Les radicaux-socialistes ont le vent en poupe. Le pays montbrisonnais
peut basculer à gauche.
La retraite de
l'infatigable M. Lépine
Et voilà qu'entre en scène un candidat inattendu.
Ce n'est pas n'importe qui ! Louis Lépine
: "l'ami des rois, des princes et
des ministres" disent ses amis. Né le 6 août
1846 à Lyon, il fait son droit puis la guerre de 1870. Devenu
avocat, il quitte vite le barreau pour une brillante carrière
dans l'administration : sous-préfet de Lapalisse,
de Montbrison, de Langres,
de Fontainebleau, préfet de
l'Indre puis secrétaire général
de la préfecture de police de Paris.
En 1891, il est préfet de la Loire
puis le 12 juillet 1893, préfet de
police de Paris jusqu'en 1913 avec une brève interruption,
de 1897 à 1899, où il est gouverneur
général de l'Algérie.
Il donne toute sa mesure comme préfet. Ferme, actif, il paie
de sa personne et acquiert une grande notoriété. Présent
partout, il réglemente la circulation, invente le bâton
blanc, arme les agents de ville du revolver, crée brigades
cyclistes et brigades fluviales... Les groupes anarchistes sont
infiltrés par ses hommes, les manifestations réprimées,
la grève des postiers de 1908 cassée, la "bande
à Bonnot" neutralisée... De plus, il organise
le célèbre "concours"
(1902) destiné à récompenser inventeurs et
artisans.
En 1913, à 67 ans, Lépine prend sa retraite. Une retraite
active. Et Montbrison lui permet d'entrer
en politique. Car il a des attaches foréziennes. Il a épousé
Marie Dulac, une Montbrisonnaise. De
temps à autre il habite son château de Sauvain.
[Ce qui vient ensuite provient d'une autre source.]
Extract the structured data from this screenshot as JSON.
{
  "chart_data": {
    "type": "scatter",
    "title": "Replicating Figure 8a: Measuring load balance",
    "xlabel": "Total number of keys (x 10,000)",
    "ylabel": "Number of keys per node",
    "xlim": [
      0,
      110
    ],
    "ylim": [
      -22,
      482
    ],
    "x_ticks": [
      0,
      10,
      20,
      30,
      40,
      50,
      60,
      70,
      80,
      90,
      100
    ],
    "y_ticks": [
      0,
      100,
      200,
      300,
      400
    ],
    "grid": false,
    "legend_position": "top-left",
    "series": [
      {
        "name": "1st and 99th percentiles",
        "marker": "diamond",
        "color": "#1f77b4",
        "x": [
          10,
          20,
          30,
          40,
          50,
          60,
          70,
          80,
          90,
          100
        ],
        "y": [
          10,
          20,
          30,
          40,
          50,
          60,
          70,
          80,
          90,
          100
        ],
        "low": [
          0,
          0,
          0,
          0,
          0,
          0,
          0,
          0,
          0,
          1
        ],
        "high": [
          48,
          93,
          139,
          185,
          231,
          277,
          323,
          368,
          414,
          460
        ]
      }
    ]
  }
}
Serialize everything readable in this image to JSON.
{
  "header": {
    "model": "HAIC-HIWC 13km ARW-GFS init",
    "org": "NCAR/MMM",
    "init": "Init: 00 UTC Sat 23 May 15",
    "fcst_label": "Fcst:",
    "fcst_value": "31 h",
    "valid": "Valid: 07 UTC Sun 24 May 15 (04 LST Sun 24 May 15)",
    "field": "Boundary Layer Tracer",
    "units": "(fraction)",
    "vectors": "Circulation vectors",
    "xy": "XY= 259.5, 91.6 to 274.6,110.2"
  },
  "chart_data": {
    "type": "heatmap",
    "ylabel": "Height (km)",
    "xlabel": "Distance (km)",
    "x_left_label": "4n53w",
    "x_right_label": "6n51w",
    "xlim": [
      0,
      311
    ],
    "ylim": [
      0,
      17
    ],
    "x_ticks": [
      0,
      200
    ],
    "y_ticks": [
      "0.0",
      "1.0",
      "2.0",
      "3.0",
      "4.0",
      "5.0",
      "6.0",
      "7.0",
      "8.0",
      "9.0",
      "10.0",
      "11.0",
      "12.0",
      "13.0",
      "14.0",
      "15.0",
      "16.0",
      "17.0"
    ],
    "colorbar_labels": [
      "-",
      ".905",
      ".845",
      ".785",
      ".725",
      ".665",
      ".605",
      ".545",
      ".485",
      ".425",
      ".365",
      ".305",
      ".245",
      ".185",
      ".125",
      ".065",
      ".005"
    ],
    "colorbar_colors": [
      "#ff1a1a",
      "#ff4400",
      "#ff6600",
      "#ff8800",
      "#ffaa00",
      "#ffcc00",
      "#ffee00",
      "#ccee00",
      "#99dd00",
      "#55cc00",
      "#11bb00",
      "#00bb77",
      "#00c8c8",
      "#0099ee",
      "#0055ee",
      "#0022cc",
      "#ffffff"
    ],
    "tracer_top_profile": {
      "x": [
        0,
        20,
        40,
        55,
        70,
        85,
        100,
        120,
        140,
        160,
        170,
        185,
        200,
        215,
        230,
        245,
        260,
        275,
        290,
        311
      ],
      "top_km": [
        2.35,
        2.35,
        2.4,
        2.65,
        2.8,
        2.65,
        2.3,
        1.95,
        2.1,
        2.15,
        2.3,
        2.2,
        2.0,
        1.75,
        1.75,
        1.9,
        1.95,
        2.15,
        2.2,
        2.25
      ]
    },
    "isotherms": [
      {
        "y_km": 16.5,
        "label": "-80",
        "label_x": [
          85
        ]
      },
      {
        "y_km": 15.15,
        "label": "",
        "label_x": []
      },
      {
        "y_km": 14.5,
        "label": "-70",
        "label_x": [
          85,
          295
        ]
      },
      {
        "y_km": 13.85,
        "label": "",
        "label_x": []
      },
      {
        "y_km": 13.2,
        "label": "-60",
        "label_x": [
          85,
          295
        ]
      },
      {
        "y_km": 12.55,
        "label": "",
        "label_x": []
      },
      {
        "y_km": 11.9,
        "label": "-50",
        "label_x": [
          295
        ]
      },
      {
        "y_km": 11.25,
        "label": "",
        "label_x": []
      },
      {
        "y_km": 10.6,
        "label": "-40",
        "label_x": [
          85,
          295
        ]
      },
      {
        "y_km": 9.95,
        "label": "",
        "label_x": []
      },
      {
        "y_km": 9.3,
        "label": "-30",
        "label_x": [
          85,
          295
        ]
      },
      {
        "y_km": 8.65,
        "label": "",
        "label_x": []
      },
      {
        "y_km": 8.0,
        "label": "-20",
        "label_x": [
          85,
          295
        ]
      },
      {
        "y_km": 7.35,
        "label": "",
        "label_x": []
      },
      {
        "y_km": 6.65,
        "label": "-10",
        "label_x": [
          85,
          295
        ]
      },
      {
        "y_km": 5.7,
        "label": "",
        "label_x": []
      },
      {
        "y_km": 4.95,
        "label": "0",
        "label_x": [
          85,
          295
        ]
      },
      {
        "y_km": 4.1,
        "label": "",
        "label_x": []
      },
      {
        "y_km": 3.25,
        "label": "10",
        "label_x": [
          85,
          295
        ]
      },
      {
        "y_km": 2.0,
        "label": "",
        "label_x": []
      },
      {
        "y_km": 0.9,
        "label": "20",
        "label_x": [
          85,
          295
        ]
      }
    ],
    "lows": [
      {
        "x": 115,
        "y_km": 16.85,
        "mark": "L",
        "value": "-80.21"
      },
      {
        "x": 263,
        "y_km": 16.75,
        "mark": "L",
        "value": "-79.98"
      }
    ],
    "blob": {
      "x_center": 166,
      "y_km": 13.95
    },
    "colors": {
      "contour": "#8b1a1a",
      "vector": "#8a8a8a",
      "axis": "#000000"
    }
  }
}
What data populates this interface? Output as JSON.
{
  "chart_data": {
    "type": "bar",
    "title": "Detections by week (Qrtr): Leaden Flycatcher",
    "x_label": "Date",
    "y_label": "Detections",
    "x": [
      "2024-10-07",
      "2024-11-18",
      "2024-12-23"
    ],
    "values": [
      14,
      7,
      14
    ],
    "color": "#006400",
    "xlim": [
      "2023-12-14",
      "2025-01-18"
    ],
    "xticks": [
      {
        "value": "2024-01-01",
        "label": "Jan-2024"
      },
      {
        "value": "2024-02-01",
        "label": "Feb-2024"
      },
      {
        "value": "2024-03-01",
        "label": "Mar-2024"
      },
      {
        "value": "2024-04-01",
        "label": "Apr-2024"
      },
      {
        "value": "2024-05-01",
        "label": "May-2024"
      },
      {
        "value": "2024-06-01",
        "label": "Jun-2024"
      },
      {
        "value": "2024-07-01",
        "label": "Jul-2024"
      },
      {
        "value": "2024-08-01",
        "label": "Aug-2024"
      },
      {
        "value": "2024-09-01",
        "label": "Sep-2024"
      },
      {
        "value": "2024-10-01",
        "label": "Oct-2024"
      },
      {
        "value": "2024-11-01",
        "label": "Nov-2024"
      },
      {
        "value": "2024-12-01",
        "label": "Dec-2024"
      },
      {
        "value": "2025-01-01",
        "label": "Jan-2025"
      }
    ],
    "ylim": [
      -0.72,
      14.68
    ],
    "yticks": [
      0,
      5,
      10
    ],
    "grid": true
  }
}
Son principal adversaire est le radical Pierre Robert,
38 ans, avocat et gérant du journal le
Montbrisonnais. La campagne est passionnée. Elle
peut se résumer en deux slogans :
A Lépine, l'Union républicaine. A Robert, la République
sociale.
Une campagne électorale
sans merci
Les radicaux se plaignent de ce que leur candidat est "abreuvé
de calomnies". Les détracteurs de Robert
insinuent en effet qu'il a partie liée avec les révolutionnaires,
suprême accusation dans une région modérée
telle le Forez !
Quant au Montbrisonnais, le
journal de Pierre Robert, il tape
à bras
raccourcis sur Lépine. L'article du 21 juin est un chef-d'uvre
du genre : "Le candidat
Lépine : un programme inexistant, une profession de foi nulle,
un homme ridicule et ignorant... Vraiment les électeurs,
au lieu d'envoyer ce vieil incapable à la Chambre feraient
mieux de l'expédier, avec un carton d'écolier sous
le bras, aux cours du soir d'éducation civique ... et morale
!" Pourtant Lépine est couvert de titres
et de diplômes et membre de l'Institut ! Mais qu'importe.
C'est une campagne électorale.
Le dimanche 29 juin, les citoyens font leur choix. Lépine
obtient 8 136 voix (49,3 %) et Robert
7 935 voix (48,1 %). Lépine,
malgré sa notoriété, n'est pas élu au
premier tour. Ce ballottage est perçu comme un échec.
La lutte sera chaude. Au deuxième tour le 13 juillet 1913,
Lépine est élu de justesse avec 9
118 voix (50,55 %) contre 8 917 voix
(49,45 %) à Robert.
Epilogue
Louis Lépine quitte
bien vite l'appartement qu'il a loué quai
des Eaux-minérales, pour Paris. L'élection
de Montbrison n'a été pour ce grand commis de l'Etat
qu'une brève parenthèse. En 1914 il se présente
dans la Seine, à Sceaux,
où il est battu par une coalition socialiste. La politique
ne lui a pas réussi. Il se tourne vers d'autres activités.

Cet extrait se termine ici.